On Mon, May 16, 2011 at 5:40 PM, meekerdb <meeke...@verizon.net> wrote:
> The other theory that Stathis is explicating takes OM's to be atomic and
> discrete. In that case they would have to be strung together by some
> internal reference, one to another. I don't think that's a viable theory
> since in order to make them atomic, they must have only small amounts of
> information - when I have a thought it doesn't necessarily include any
> memory of or reference to previous thoughts. It is also difficult to see
> how the empirical experience of time can be accounted for in this theory.
The OM's are just moments of subjective experience. They are
continuous rather than discrete, since they can be arbitrarily
divided. I am having a thought right now, but I can't say with
certainty when the thought started. It may have started a nanosecond
ago, even though I remember starting to count up from zero and am now
at the number ten. That is, I am at the number ten but it may only be
the last part, the "n" of the ten that I have actually thought; it's
only a ten when I look back and have the false memory of counting.

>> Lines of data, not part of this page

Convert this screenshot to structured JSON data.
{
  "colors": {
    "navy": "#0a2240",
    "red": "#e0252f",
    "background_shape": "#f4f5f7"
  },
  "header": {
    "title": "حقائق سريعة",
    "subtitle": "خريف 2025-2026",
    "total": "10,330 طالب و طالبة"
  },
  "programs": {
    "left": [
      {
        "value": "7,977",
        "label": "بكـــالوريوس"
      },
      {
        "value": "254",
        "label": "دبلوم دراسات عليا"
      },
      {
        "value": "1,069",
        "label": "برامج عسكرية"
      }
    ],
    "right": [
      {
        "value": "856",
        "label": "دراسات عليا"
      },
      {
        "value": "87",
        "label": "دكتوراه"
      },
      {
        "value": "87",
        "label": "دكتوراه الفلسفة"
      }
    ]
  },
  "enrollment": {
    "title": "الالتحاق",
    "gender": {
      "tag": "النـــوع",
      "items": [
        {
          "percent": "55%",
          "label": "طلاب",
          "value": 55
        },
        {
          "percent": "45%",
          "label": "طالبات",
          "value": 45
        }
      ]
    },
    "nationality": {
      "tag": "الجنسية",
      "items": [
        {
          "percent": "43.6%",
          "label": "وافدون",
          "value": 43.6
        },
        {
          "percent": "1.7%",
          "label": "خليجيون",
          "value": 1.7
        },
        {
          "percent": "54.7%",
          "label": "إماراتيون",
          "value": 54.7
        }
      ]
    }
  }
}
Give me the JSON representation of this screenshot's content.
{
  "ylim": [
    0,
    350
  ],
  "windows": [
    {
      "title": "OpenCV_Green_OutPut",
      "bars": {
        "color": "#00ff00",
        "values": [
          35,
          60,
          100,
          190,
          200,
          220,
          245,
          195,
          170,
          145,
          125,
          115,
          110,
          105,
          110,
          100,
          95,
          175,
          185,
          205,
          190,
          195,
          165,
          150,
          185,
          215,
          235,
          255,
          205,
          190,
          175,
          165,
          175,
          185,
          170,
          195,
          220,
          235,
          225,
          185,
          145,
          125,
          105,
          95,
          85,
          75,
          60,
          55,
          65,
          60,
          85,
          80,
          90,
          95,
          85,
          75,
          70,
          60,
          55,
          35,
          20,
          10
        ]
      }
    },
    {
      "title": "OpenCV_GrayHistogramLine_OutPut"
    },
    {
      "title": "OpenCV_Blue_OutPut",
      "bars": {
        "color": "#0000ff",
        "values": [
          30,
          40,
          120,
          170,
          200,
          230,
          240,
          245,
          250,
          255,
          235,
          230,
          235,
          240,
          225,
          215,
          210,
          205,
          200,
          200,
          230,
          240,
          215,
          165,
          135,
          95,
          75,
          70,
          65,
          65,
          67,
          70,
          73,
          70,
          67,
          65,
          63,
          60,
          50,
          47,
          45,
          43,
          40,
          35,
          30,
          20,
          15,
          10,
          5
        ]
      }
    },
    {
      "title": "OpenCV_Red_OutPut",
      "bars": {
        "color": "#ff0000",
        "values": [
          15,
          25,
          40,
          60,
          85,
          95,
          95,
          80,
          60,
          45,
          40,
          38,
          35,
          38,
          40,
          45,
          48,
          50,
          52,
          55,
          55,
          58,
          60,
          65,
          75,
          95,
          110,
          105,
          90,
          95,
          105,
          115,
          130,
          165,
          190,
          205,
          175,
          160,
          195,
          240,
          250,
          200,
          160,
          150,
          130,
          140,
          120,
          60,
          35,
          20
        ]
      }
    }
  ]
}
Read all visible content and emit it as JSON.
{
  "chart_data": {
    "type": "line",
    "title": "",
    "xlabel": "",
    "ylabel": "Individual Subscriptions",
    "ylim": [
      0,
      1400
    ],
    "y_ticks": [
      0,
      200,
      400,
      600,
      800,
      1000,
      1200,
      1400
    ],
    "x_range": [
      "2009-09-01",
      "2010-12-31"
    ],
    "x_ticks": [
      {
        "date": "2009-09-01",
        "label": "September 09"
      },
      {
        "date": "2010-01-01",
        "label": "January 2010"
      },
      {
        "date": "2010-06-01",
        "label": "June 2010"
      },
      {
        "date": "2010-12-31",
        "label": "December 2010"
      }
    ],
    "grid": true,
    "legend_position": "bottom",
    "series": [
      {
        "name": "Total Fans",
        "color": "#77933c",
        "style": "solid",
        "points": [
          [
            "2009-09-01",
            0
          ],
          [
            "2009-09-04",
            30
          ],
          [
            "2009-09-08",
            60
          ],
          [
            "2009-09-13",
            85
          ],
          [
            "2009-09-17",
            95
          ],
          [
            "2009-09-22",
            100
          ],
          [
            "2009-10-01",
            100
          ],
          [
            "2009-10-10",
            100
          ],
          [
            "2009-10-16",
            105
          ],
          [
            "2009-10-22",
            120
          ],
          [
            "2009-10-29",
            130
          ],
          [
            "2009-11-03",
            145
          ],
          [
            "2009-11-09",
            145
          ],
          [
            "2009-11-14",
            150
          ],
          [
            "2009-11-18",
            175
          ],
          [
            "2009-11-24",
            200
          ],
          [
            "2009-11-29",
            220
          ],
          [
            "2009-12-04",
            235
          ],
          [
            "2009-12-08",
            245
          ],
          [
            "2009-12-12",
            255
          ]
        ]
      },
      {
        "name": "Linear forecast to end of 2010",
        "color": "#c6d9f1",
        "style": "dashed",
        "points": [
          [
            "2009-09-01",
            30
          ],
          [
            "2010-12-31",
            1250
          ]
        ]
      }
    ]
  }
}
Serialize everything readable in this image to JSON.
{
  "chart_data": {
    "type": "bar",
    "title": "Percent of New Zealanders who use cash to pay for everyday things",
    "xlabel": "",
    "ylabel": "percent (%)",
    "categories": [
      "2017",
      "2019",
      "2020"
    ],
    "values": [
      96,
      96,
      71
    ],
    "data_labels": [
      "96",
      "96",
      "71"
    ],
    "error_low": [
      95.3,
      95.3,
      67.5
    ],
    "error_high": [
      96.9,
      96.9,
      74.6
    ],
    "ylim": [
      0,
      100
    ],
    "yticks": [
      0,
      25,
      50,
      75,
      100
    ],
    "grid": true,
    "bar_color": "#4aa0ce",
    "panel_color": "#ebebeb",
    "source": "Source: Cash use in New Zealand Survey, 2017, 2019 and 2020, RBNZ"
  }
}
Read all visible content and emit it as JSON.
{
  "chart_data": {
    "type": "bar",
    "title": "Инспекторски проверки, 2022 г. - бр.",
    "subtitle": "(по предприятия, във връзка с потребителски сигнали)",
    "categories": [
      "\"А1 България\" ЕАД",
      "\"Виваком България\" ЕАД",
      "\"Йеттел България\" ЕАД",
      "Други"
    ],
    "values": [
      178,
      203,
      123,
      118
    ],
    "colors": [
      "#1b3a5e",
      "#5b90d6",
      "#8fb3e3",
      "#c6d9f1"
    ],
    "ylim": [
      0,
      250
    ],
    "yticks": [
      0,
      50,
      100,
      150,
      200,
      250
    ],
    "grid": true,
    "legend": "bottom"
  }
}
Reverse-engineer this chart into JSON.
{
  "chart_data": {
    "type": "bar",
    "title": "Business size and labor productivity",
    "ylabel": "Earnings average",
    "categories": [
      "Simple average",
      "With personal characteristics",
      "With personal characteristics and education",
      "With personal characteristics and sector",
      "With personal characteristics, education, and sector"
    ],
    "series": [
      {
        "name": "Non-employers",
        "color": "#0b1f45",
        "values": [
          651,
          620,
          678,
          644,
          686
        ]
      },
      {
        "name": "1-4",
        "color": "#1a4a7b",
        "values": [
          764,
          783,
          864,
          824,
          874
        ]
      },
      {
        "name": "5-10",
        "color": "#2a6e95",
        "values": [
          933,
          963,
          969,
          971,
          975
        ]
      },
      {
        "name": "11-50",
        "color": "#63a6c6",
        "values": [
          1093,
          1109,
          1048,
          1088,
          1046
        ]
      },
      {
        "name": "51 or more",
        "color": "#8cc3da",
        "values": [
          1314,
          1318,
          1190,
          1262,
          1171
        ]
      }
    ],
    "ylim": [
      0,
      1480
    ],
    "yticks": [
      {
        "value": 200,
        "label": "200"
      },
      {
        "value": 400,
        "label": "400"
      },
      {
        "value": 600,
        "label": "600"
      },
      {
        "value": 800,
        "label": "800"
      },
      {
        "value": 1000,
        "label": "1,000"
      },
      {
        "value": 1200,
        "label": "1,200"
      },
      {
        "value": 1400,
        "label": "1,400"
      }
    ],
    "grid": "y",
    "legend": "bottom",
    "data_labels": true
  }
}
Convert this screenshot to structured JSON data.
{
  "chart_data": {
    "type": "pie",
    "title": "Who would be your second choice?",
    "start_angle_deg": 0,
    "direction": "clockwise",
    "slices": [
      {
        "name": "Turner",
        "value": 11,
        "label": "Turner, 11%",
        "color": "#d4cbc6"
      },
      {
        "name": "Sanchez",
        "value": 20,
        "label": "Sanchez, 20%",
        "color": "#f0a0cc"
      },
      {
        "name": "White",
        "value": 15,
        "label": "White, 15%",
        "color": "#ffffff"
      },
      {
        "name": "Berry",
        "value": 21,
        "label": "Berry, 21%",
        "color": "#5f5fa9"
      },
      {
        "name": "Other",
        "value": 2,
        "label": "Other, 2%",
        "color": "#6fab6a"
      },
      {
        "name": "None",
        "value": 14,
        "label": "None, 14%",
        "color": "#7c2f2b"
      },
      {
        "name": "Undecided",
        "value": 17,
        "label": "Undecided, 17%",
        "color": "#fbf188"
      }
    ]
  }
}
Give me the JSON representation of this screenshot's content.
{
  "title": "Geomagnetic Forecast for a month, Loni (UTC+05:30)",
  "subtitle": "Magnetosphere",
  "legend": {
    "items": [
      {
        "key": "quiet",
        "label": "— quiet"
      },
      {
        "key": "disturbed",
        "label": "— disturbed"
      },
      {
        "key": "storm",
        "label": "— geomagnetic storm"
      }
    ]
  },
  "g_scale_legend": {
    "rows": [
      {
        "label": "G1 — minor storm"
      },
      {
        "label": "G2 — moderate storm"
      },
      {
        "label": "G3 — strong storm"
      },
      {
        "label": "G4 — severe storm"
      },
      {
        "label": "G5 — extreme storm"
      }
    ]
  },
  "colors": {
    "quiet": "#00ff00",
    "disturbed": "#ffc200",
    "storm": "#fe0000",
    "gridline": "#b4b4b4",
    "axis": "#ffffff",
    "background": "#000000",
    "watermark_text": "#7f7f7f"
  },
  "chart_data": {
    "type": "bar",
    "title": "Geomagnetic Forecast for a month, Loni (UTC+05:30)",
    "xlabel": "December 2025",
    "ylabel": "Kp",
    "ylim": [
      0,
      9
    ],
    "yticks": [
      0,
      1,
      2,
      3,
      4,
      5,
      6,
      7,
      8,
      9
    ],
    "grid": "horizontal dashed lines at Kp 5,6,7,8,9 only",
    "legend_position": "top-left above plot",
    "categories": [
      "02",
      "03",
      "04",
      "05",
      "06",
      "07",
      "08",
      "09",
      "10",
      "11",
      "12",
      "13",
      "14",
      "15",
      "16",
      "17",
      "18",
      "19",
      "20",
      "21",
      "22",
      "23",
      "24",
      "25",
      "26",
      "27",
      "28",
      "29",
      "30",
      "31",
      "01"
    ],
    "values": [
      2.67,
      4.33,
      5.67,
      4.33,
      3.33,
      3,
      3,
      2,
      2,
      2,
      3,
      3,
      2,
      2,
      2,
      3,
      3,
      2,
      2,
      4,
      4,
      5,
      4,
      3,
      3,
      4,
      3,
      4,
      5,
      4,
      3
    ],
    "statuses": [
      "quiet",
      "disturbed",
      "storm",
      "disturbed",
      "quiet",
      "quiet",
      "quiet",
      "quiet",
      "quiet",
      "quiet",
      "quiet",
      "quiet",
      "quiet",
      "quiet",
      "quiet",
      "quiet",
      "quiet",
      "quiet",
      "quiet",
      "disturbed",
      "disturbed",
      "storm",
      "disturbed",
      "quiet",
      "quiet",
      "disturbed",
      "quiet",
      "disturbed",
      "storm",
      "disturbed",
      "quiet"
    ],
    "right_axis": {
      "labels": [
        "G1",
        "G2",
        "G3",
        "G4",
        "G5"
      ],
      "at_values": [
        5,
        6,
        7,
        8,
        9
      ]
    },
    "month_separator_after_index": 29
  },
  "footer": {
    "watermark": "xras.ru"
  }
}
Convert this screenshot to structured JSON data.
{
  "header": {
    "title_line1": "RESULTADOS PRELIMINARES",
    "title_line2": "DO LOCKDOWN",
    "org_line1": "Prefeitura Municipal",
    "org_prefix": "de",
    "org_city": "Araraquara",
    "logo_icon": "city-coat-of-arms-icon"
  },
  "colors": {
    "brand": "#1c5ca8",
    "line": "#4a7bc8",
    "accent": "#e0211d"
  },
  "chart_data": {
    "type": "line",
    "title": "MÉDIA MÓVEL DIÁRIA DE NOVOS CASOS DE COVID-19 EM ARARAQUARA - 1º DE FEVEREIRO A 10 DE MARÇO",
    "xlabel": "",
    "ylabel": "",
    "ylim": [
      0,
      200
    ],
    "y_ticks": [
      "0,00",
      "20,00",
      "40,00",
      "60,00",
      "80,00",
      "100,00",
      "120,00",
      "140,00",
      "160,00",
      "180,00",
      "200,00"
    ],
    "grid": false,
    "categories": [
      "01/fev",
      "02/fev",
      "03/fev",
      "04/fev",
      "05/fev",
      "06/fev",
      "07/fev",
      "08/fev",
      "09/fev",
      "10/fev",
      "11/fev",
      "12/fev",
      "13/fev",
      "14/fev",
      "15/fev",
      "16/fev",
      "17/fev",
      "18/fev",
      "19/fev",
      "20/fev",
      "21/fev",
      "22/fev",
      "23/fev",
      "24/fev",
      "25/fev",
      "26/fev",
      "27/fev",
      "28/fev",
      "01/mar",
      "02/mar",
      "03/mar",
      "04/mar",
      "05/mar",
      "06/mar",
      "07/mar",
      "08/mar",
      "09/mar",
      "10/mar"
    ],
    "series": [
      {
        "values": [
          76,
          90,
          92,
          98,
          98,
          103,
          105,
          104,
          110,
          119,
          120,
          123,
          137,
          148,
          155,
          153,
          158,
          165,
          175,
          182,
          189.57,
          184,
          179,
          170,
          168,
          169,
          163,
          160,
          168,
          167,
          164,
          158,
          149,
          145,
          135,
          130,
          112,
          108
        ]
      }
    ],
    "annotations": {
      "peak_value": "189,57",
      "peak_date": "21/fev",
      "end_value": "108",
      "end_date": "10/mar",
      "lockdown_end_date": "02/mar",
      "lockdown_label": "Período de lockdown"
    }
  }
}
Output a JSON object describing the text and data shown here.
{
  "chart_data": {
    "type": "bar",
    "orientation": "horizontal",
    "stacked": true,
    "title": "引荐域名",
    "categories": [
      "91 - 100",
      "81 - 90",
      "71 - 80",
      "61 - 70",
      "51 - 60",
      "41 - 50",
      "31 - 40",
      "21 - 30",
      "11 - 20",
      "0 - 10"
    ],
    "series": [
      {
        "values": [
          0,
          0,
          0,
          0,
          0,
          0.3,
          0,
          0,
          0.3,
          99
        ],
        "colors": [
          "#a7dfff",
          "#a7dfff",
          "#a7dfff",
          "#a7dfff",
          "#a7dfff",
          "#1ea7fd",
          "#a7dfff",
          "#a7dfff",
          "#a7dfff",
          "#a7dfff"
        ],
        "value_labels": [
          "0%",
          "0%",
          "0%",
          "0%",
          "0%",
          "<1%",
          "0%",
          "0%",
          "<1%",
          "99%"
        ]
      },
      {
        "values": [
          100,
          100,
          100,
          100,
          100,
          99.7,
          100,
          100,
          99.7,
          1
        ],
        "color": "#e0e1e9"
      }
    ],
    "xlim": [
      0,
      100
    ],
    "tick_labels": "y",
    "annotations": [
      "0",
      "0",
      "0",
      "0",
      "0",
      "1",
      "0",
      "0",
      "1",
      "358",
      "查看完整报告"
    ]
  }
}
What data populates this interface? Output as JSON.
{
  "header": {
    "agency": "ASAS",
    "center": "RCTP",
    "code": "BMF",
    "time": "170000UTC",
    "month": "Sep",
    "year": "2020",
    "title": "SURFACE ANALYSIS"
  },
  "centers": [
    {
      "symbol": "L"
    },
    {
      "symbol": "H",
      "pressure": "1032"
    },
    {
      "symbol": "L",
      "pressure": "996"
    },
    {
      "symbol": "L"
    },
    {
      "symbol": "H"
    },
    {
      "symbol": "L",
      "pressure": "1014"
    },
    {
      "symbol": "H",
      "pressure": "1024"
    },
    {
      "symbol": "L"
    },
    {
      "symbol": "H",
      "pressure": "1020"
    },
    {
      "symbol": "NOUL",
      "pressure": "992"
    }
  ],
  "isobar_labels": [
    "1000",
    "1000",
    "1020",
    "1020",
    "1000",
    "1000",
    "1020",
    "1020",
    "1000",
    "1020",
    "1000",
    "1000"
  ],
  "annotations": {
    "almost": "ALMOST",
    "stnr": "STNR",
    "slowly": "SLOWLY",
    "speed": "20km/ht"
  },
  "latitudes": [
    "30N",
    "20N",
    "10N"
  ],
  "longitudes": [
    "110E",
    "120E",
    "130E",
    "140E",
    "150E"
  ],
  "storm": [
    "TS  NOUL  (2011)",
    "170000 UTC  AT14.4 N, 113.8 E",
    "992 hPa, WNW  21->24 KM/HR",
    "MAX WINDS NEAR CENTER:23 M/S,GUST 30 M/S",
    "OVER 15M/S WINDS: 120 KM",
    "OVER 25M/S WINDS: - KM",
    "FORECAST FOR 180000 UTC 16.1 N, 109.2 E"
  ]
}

When I have a small thought it doesn't necessarily include memories of
previous thoughts, and certainly not of my whole past life. But if
that presented a problem for sequencing of disjointedly generated OM's
it would present the same problem for a stream of consciousness
generated by a normally functioning brain. If I have a sufficiently
vague moment I may not, in fact, be aware of where, when or even who I
am. When I snap out of it, I recall the vagueness, and I recall that
it happened after I had a cup of coffee and before I stood up to go
for a walk. But the same sequencing would have happened if the coffee,
the vagueness and the walk had all been generated in a disjointed
manner, and there is nothing in the experience which can indicate to
me that this is not in fact what happened.